Analisis Tafsir menurut Ulama Ahlussunnah Wal Jama’ah
Fakhruddin Ar-Razi menerangan dalam Mafatih Al-Ghaib mengutip dari perkataan Imam Laits tentang kata (نضر) yaitu النضرة (nadhrah) yang berarti kenikmatan, الناضر (an-nādir) yang berarti sesuatu yang lembut dan menyenangkan, النضر (an-naḍir) yang berarti sesuatu yang indah dari segala sesuatu (Al-Razi, 2012: 228).
اعْلَمْ أنَّ جُمْهُورَ أهْلِ السُّنَّةِ يَتَمَسَّكُونَ بِهَذِهِ الآيَةِ في إثْباتِ أنَّ المُؤْمِنِينَ يَرَوْنَ اللَّهَ تَعالى يَوْمَ القِيامَةِ
Al-Razi menjelaskan bahwa jumhur ulama Ahlussunnah wal jama’ah meyakini bahwa orang-orang mukmin akan melihat Allah SWT di hari kiamat nanti (Al-Razi, 2012: 229)
Masih mengutip dari pendapat Ar Razi bahawa kata نَاظِرَةٌ pada ayat ke 23 terjadi beberapa perdebatan makna. Ar Razi menjelaskan setidaknya ada 2 makna dari kata نَاظِرَةٌ yaitu menunggu dan melihat secara penuh. Namun Ar Razi sendiri lebih condong memilih makna yang kedua yaitu melihat secara penuh.
Ar-Razi menjelaskan bahwa lafadz النَّظَرَ itu digambarkan dengan menggerakkan bola mata ke arah objek yang ingin dilihat sebagai upaya untuk melihatnya. Namun, kita katakan karena sulit untuk menafsirkan ‘melihat’ secara harfiah (hanya sebagai gerakan mata), maka kita harus menafsirkannya berdasarkan penyebabnya, yaitu “melihat” (dalam arti melihat secara penuh).
Ini adalah penggunaan istilah penyebab untuk merujuk pada yang disebabkan. Dan menafsirkan النَّظَرَ dengan “melihat” (secara penuh) lebih tepat daripada menafsirkannya sebagai “menunggu”, karena menggerakkan bola mata adalah sebab dari melihat. Oleh karena itu, menafsirkan النَّظَرَ dengan “melihat” (secara penuh) lebih tepat daripada menafsirkannya sebagai “menunggu”.” (Al-Razi, 2012: 228)

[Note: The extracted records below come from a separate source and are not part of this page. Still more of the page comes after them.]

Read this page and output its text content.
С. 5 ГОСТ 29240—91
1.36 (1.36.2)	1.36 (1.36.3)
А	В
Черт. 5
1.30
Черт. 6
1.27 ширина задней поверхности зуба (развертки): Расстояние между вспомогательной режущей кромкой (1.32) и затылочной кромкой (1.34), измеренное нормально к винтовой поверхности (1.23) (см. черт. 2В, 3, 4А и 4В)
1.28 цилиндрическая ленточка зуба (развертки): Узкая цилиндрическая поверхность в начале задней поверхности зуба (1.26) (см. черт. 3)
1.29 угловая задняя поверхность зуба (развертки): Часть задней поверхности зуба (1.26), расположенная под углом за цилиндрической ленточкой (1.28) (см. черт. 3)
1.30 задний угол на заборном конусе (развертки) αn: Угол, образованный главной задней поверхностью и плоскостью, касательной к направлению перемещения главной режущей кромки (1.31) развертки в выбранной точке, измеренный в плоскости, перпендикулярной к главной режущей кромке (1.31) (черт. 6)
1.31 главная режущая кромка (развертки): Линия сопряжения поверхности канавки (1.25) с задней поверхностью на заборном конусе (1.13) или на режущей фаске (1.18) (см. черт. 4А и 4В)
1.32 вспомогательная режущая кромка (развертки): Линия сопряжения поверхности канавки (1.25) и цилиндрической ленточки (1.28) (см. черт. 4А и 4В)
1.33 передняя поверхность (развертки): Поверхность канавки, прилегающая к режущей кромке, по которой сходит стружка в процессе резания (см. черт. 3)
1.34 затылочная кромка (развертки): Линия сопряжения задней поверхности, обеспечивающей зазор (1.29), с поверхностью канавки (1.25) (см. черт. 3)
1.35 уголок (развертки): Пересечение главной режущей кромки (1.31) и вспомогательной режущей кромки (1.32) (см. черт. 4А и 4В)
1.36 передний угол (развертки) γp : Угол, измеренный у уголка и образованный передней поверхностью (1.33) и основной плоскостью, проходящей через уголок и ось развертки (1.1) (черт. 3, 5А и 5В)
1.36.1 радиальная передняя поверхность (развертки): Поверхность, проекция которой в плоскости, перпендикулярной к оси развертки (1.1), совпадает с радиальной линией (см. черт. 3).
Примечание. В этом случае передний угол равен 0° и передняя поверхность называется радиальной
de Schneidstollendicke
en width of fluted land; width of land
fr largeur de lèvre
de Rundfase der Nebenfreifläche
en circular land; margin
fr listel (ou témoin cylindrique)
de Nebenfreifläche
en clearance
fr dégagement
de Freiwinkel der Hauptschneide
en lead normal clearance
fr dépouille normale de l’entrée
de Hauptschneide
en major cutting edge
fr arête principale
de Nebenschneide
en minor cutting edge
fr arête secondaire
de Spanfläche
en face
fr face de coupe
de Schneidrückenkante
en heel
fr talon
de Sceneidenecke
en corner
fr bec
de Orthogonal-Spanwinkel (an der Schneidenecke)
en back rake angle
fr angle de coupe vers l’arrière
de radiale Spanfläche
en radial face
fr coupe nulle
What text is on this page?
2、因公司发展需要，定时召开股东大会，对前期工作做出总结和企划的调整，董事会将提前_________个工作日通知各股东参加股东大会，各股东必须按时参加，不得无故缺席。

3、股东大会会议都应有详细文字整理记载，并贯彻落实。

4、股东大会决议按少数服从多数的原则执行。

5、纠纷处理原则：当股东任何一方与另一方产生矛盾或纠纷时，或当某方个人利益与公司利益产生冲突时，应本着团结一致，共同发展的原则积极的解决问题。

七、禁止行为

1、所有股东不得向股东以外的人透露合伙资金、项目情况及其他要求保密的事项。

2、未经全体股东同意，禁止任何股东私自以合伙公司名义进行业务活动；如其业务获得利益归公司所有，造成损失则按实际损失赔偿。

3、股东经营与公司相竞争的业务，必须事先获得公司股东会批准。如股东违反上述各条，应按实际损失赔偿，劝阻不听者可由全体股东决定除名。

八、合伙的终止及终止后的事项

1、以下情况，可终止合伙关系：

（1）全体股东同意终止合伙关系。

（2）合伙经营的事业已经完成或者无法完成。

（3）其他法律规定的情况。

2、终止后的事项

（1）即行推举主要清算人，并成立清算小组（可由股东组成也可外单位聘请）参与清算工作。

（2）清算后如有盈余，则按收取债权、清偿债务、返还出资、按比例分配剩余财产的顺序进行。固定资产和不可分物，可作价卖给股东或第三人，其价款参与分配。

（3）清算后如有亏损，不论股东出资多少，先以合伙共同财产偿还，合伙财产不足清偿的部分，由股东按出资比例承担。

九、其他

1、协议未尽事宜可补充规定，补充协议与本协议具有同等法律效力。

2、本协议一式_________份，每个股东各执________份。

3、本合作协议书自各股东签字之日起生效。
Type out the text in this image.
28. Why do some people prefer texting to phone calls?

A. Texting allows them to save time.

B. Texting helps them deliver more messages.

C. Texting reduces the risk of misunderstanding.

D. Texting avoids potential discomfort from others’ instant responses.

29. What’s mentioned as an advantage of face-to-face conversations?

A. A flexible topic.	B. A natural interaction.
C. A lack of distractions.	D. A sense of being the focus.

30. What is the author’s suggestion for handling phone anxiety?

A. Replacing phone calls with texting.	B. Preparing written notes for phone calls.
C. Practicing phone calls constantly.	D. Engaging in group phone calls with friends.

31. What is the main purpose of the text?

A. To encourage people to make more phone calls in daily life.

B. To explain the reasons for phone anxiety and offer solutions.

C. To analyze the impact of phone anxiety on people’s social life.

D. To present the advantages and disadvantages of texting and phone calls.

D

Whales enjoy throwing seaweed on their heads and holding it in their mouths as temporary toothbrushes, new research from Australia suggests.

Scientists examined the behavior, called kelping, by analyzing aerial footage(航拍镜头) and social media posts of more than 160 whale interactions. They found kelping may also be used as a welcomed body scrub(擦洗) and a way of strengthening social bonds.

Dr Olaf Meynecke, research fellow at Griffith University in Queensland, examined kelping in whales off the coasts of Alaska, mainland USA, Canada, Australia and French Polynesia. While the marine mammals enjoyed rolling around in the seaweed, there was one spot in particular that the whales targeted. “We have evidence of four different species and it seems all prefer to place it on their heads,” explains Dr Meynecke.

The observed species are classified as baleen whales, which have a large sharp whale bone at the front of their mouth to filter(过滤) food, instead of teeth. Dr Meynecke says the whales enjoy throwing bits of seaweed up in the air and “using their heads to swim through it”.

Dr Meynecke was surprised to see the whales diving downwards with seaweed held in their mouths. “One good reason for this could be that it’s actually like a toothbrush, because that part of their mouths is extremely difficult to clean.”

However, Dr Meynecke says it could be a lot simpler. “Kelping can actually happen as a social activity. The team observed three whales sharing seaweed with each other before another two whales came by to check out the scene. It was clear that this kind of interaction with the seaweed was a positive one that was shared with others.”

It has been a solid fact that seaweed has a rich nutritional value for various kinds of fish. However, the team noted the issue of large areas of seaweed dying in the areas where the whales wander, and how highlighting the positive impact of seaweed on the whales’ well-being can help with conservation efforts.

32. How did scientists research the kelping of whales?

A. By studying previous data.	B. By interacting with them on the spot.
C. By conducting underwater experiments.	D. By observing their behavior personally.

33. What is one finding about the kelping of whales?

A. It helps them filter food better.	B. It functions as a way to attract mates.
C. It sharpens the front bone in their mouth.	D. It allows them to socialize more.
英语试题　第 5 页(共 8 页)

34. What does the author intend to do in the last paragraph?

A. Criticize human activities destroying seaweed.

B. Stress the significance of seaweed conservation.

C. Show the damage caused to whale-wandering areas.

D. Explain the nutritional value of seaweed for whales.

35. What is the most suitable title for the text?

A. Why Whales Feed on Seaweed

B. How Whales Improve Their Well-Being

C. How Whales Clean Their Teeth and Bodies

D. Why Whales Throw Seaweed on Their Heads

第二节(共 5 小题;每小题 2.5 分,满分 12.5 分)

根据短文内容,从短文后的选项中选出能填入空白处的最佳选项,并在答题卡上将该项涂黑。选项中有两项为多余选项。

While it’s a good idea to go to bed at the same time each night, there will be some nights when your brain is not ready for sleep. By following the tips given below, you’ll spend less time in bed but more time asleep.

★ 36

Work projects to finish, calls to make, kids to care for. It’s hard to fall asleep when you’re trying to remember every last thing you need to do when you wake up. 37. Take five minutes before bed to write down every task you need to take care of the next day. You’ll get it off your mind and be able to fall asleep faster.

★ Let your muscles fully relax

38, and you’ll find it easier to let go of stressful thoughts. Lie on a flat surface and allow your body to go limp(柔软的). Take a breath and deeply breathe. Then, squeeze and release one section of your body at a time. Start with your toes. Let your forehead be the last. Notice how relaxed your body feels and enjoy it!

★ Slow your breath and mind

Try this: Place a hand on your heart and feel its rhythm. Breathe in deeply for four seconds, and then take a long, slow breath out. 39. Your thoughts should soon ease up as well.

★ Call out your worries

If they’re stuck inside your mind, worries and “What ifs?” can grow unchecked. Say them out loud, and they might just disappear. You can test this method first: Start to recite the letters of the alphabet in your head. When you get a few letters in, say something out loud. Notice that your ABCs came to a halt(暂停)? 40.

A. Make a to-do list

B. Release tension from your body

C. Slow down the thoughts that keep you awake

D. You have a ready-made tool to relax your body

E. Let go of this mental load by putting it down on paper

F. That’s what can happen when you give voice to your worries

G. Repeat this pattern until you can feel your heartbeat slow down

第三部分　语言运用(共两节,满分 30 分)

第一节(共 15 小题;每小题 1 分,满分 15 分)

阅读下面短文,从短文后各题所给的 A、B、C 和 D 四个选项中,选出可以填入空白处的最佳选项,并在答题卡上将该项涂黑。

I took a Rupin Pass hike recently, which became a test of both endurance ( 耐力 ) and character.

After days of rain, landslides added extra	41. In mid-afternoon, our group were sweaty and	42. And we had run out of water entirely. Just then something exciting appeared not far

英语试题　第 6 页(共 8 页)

Analisis Tafsir Menurut Ulama Mu’tazilah
Mu’tazilah adalah salah satu aliran dalam Islam yang dikenal dengan penekanannya pada penggunaan akal dalam memahami agama. Secara umum, Mu’tazilah menolak pandangan bahwa manusia dapat melihat Allah baik di dunia maupun di akhirat. Mereka berargumen pandangan tentang melihat Allah secara fisik dianggap bertentangan dengan logika.
Berikut akan penulis jelaskan tafsir mu’tazilah terkait ru’yatullah perspektif Al-Qadhi Abdul Jabbar.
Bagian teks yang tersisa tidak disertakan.